Adopting a cloud-based solution may make more business sense, allowing customers to leverage the flexibility and affordability of this service model, where payment is closely tied to the level of service and volume of data. It could be a hybrid solution, too, where a cloud-based data warehouse stores the data, allowing analytics engines - your own or those of a third party provider - to access that data for processing purposes.

Many business analytics service providers ingest the customer's data and returns results in the form of web-based reports, so users need provide nothing the way of infrastructure or expertise -- just which questions they want answered.
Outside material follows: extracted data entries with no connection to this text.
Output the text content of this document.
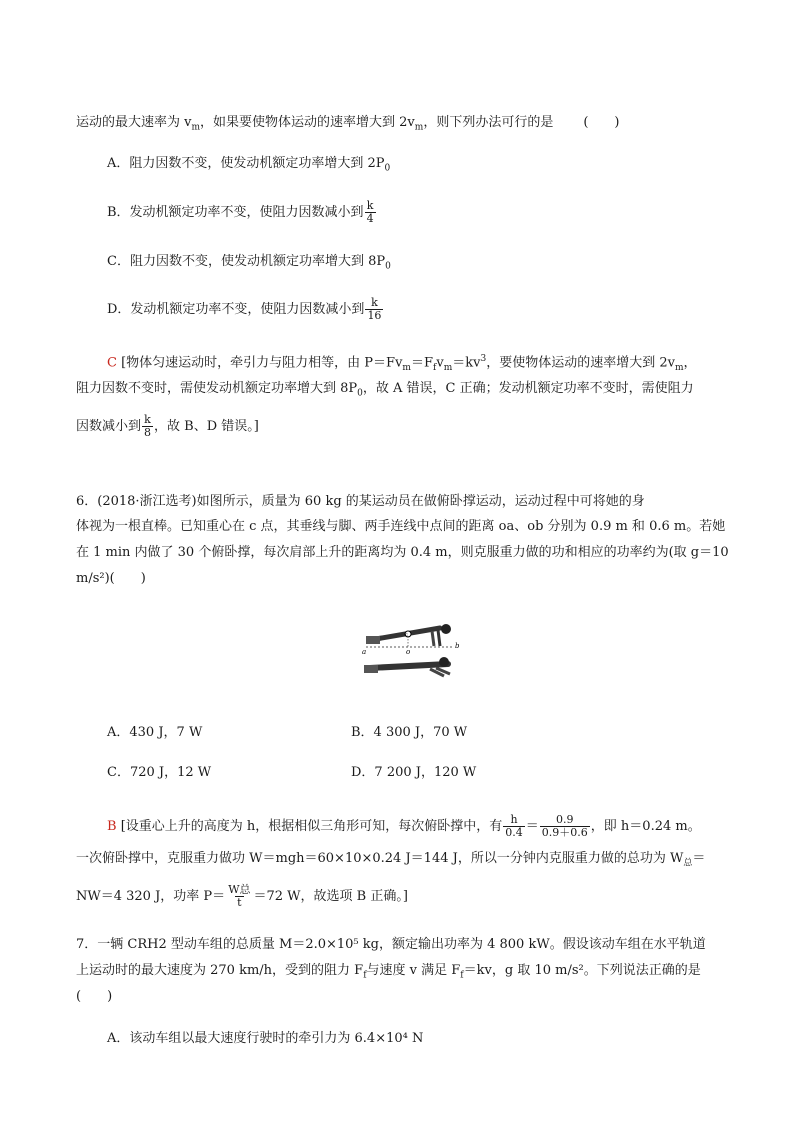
运动的最大速率为 $v_m$，如果要使物体运动的速率增大到 $2v_m$，则下列办法可行的是 (　　)
A．阻力因数不变，使发动机额定功率增大到 $2P_0$
B．发动机额定功率不变，使阻力因数减小到 $\frac{k}{4}$
C．阻力因数不变，使发动机额定功率增大到 $8P_0$
D．发动机额定功率不变，使阻力因数减小到 $\frac{k}{16}$
C [物体匀速运动时，牵引力与阻力相等，由 $P=Fv_m=F_fv_m=kv^3$，要使物体运动的速率增大到 $2v_m$，
阻力因数不变时，需使发动机额定功率增大到 $8P_0$，故 A 错误，C 正确；发动机额定功率不变时，需使阻力
因数减小到 $\frac{k}{8}$ ，故 B、D 错误。]
6．(2018·浙江选考)如图所示，质量为 60 kg 的某运动员在做俯卧撑运动，运动过程中可将她的身
体视为一根直棒。已知重心在 c 点，其垂线与脚、两手连线中点间的距离 oa、ob 分别为 0.9 m 和 0.6 m。若她
在 1 min 内做了 30 个俯卧撑，每次肩部上升的距离均为 0.4 m，则克服重力做的功和相应的功率约为(取 g＝10
m/s²)(　　)
a	o
b
c
A．430 J，7 W	B．4 300 J，70 W
C．720 J，12 W	D．7 200 J，120 W
B [设重心上升的高度为 h，根据相似三角形可知，每次俯卧撑中，有 $\frac{h}{0.4} = \frac{0.9}{0.9+0.6}$ ，即 h＝0.24 m。
一次俯卧撑中，克服重力做功 W＝mgh＝60×10×0.24 J＝144 J，所以一分钟内克服重力做的总功为 $W_总=$
NW＝4 320 J，功率 $P= \frac{\text{W总}}{t} =72$ W，故选项 B 正确。]
7．一辆 CRH2 型动车组的总质量 M＝2.0×10⁵ kg，额定输出功率为 4 800 kW。假设该动车组在水平轨道
上运动时的最大速度为 270 km/h，受到的阻力 $F_f$与速度 v 满足 $F_f=kv$，g 取 10 m/s²。下列说法正确的是
(　　)
A．该动车组以最大速度行驶时的牵引力为 6.4×10⁴ N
A more specific example of analytics-driven initiatives comes from retail marketing company Catalina Marketing. The company analyses purchases made by shoppers at its customers' stores and, along with the receipt at the point of sale, prints coupons offering discounts on relevant products, a strategy that has boosted customers' revenues.

For example, if a retail shopper buys dog food, they clearly own or feed a canine, so other dog-related product offers should be relevant. It can also produce messages and posters for use in stores for offers that the analytics engine predicts will be popular in that area, based on previous shopping trends.
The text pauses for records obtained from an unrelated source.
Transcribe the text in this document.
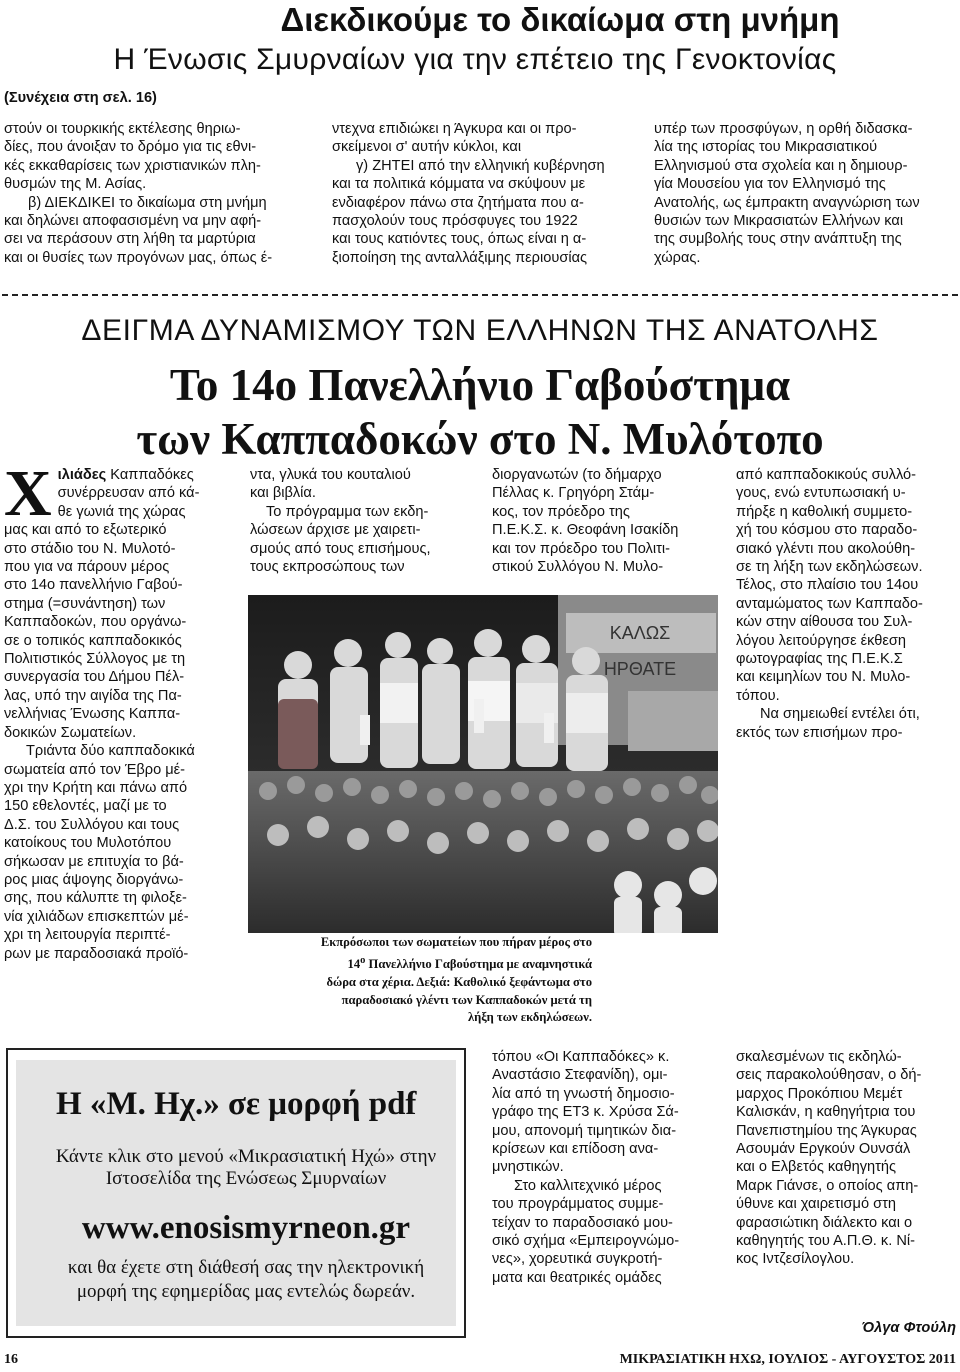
Διεκδικούμε το δικαίωμα στη μνήμη
Η Ένωσις Σμυρναίων για την επέτειο της Γενοκτονίας
(Συνέχεια στη σελ. 16)
στούν οι τουρκικής εκτέλεσης θηριω-
δίες, που άνοιξαν το δρόμο για τις εθνι-
κές εκκαθαρίσεις των χριστιανικών πλη-
θυσμών της Μ. Ασίας.
β) ΔΙΕΚΔΙΚΕΙ το δικαίωμα στη μνήμη
και δηλώνει αποφασισμένη να μην αφή-
σει να περάσουν στη λήθη τα μαρτύρια
και οι θυσίες των προγόνων μας, όπως έ-
ντεχνα επιδιώκει η Άγκυρα και οι προ-
σκείμενοι σ' αυτήν κύκλοι, και
γ) ΖΗΤΕΙ από την ελληνική κυβέρνηση
και τα πολιτικά κόμματα να σκύψουν με
ενδιαφέρον πάνω στα ζητήματα που α-
πασχολούν τους πρόσφυγες του 1922
και τους κατιόντες τους, όπως είναι η α-
ξιοποίηση της ανταλλάξιμης περιουσίας
υπέρ των προσφύγων, η ορθή διδασκα-
λία της ιστορίας του Μικρασιατικού
Ελληνισμού στα σχολεία και η δημιουρ-
γία Μουσείου για τον Ελληνισμό της
Ανατολής, ως έμπρακτη αναγνώριση των
θυσιών των Μικρασιατών Ελλήνων και
της συμβολής τους στην ανάπτυξη της
χώρας.
ΔΕΙΓΜΑ ΔΥΝΑΜΙΣΜΟΥ ΤΩΝ ΕΛΛΗΝΩΝ ΤΗΣ ΑΝΑΤΟΛΗΣ
Το 14ο Πανελλήνιο Γαβούστημα
των Καππαδοκών στο Ν. Μυλότοπο
Χ ιλιάδες Καππαδόκες
συνέρρευσαν από κά-
θε γωνιά της χώρας
μας και από το εξωτερικό
στο στάδιο του Ν. Μυλοτό-
που για να πάρουν μέρος
στο 14ο πανελλήνιο Γαβού-
στημα (=συνάντηση) των
Καππαδοκών, που οργάνω-
σε ο τοπικός καππαδοκικός
Πολιτιστικός Σύλλογος με τη
συνεργασία του Δήμου Πέλ-
λας, υπό την αιγίδα της Πα-
νελλήνιας Ένωσης Καππα-
δοκικών Σωματείων.
Τριάντα δύο καππαδοκικά
σωματεία από τον Έβρο μέ-
χρι την Κρήτη και πάνω από
150 εθελοντές, μαζί με το
Δ.Σ. του Συλλόγου και τους
κατοίκους του Μυλοτόπου
σήκωσαν με επιτυχία το βά-
ρος μιας άψογης διοργάνω-
σης, που κάλυπτε τη φιλοξε-
νία χιλιάδων επισκεπτών μέ-
χρι τη λειτουργία περιπτέ-
ρων με παραδοσιακά προϊό-
ντα, γλυκά του κουταλιού
και βιβλία.
Το πρόγραμμα των εκδη-
λώσεων άρχισε με χαιρετι-
σμούς από τους επισήμους,
τους εκπροσώπους των
διοργανωτών (το δήμαρχο
Πέλλας κ. Γρηγόρη Στάμ-
κος, τον πρόεδρο της
Π.Ε.Κ.Σ. κ. Θεοφάνη Ισακίδη
και τον πρόεδρο του Πολιτι-
στικού Συλλόγου Ν. Μυλο-
από καππαδοκικούς συλλό-
γους, ενώ εντυπωσιακή υ-
πήρξε η καθολική συμμετο-
χή του κόσμου στο παραδο-
σιακό γλέντι που ακολούθη-
σε τη λήξη των εκδηλώσεων.
Τέλος, στο πλαίσιο του 14ου
ανταμώματος των Καππαδο-
κών στην αίθουσα του Συλ-
λόγου λειτούργησε έκθεση
φωτογραφίας της Π.Ε.Κ.Σ
και κειμηλίων του Ν. Μυλο-
τόπου.
Να σημειωθεί εντέλει ότι,
εκτός των επισήμων προ-
ΚΑΛΩΣ
ΗΡΘΑΤΕ
Εκπρόσωποι των σωματείων που πήραν μέρος στο
$14^o$ Πανελλήνιο Γαβούστημα με αναμνηστικά
δώρα στα χέρια. Δεξιά: Καθολικό ξεφάντωμα στο
παραδοσιακό γλέντι των Καππαδοκών μετά τη
λήξη των εκδηλώσεων.
τόπου «Οι Καππαδόκες» κ.
Αναστάσιο Στεφανίδη), ομι-
λία από τη γνωστή δημοσιο-
γράφο της ΕΤ3 κ. Χρύσα Σά-
μου, απονομή τιμητικών δια-
κρίσεων και επίδοση ανα-
μνηστικών.
Στο καλλιτεχνικό μέρος
του προγράμματος συμμε-
τείχαν το παραδοσιακό μου-
σικό σχήμα «Εμπειρογνώμο-
νες», χορευτικά συγκροτή-
ματα και θεατρικές ομάδες
σκαλεσμένων τις εκδηλώ-
σεις παρακολούθησαν, ο δή-
μαρχος Προκόπιου Μεμέτ
Καλισκάν, η καθηγήτρια του
Πανεπιστημίου της Άγκυρας
Ασουμάν Εργκούν Ουνσάλ
και ο Ελβετός καθηγητής
Μαρκ Γιάνσε, ο οποίος απη-
ύθυνε και χαιρετισμό στη
φαρασιώτικη διάλεκτο και ο
καθηγητής του Α.Π.Θ. κ. Νί-
κος Ιντζεσίλογλου.
Όλγα Φτούλη
Η «Μ. Ηχ.» σε μορφή pdf
Κάντε κλικ στο μενού «Μικρασιατική Ηχώ» στην
Ιστοσελίδα της Ενώσεως Σμυρναίων
www.enosismyrneon.gr
και θα έχετε στη διάθεσή σας την ηλεκτρονική
μορφή της εφημερίδας μας εντελώς δωρεάν.
16	ΜΙΚΡΑΣΙΑΤΙΚΗ ΗΧΩ, ΙΟΥΛΙΟΣ - ΑΥΓΟΥΣΤΟΣ 2011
Catalina provides the storage and the expertise for its customers, accumulating data from over 25,000 grocery stores and 17,000 retail pharmacies in the US, as well as 10,000 retail outlets in Europe, the UK, and Japan. The daily transaction volume amounts to 800TB of data from trillions of transactions.

Cloud-based analytics solutions offer similar advantages to other cloud services, such as accessibility from anywhere using just a browser, the ability to pay only for what you use, and the ability to achieve large economies of scale. So while it remains early days in the journey towards universal cloud-based analytics services, it is clear that this is a hot trend to watch.